Much words for saying (by the brits) :
don't ever count on us
But :
Yes there were anglo-french 'staff talks'. ... AFTER the exchange of letters of December 1912 and after the francophil ... rather francomaniac Henry Wilson became
Director of
Military
Operations in Britain resulting in minutly planned railway timetables for the only option of deploying the BEF at Maubeuge(left flank of the french (and no other option/offer for the politician during the July-crisis).
However, the british politician tried their very best to not know anything about neither the exchange of letters (only to become known to the parlaiment on Grey's speech on 3rd August 1914) nor what the DMO was planning for with the new BEF (pls don't forget : the Haldane reforms of the british army are just comming to full effect).
Oh, and the "Russian Entente" ...
Sry mate but there nerver was such aside some wishfull thinking rather hoping within the contemporary russian political estabishment and (much more) after the war-time propaganda kicked in (wich is still beleived by so many even today).
The Anglo-Russian convention of 1907 was - once again - a purely global politics(colonial affais thing esp. from the british PoV. It did nothing but define interest spheres in Persia while promising not to mingle with persian internal affairs with the russians 'promising' not to further touch Afghanistan.
However it was not long before the british - AFAIK from reading the accessable british diplomatic records - began to regret this agreement as the russians somewhat simply ingnored it with constant (and at some points rather massivly even with regular troops)intervening in innerpersian matters.

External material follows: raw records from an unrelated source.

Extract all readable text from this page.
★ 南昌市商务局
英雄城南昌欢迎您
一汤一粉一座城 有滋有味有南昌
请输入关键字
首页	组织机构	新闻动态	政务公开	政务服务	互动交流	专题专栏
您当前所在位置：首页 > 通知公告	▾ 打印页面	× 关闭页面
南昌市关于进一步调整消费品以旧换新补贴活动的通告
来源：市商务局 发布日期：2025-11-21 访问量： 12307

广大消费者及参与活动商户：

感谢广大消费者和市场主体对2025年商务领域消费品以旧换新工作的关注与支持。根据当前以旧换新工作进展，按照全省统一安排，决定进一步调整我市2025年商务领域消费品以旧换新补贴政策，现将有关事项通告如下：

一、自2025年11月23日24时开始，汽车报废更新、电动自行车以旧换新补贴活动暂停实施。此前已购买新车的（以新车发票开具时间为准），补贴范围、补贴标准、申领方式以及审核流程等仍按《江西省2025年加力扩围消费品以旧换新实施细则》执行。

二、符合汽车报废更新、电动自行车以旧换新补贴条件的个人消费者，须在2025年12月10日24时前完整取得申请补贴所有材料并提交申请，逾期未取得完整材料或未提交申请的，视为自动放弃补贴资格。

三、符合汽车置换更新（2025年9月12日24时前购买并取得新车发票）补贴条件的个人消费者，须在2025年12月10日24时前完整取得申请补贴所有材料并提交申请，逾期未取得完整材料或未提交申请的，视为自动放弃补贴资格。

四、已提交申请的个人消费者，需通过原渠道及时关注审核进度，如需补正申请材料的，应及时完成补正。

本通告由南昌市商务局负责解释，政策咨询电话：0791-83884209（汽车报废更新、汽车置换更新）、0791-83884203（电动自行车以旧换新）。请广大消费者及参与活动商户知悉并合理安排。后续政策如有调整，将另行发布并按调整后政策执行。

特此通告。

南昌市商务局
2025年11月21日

For the thought of an "entente" or even alliance with the russians it might be telling, that Grey fought of any attempt of the russian since 1907 when the first time an according 'request' was made by the russians to conclude some kind of naval agreement.
Such a last 'fight-of' happened in spring to summer 1914. ...
And : No
There never ever were any anglo-russian staff talk. ... before WW 1.
Might be helpfull to have a look at the actual treaty-texts the ... narrative of "Entente" is built upon.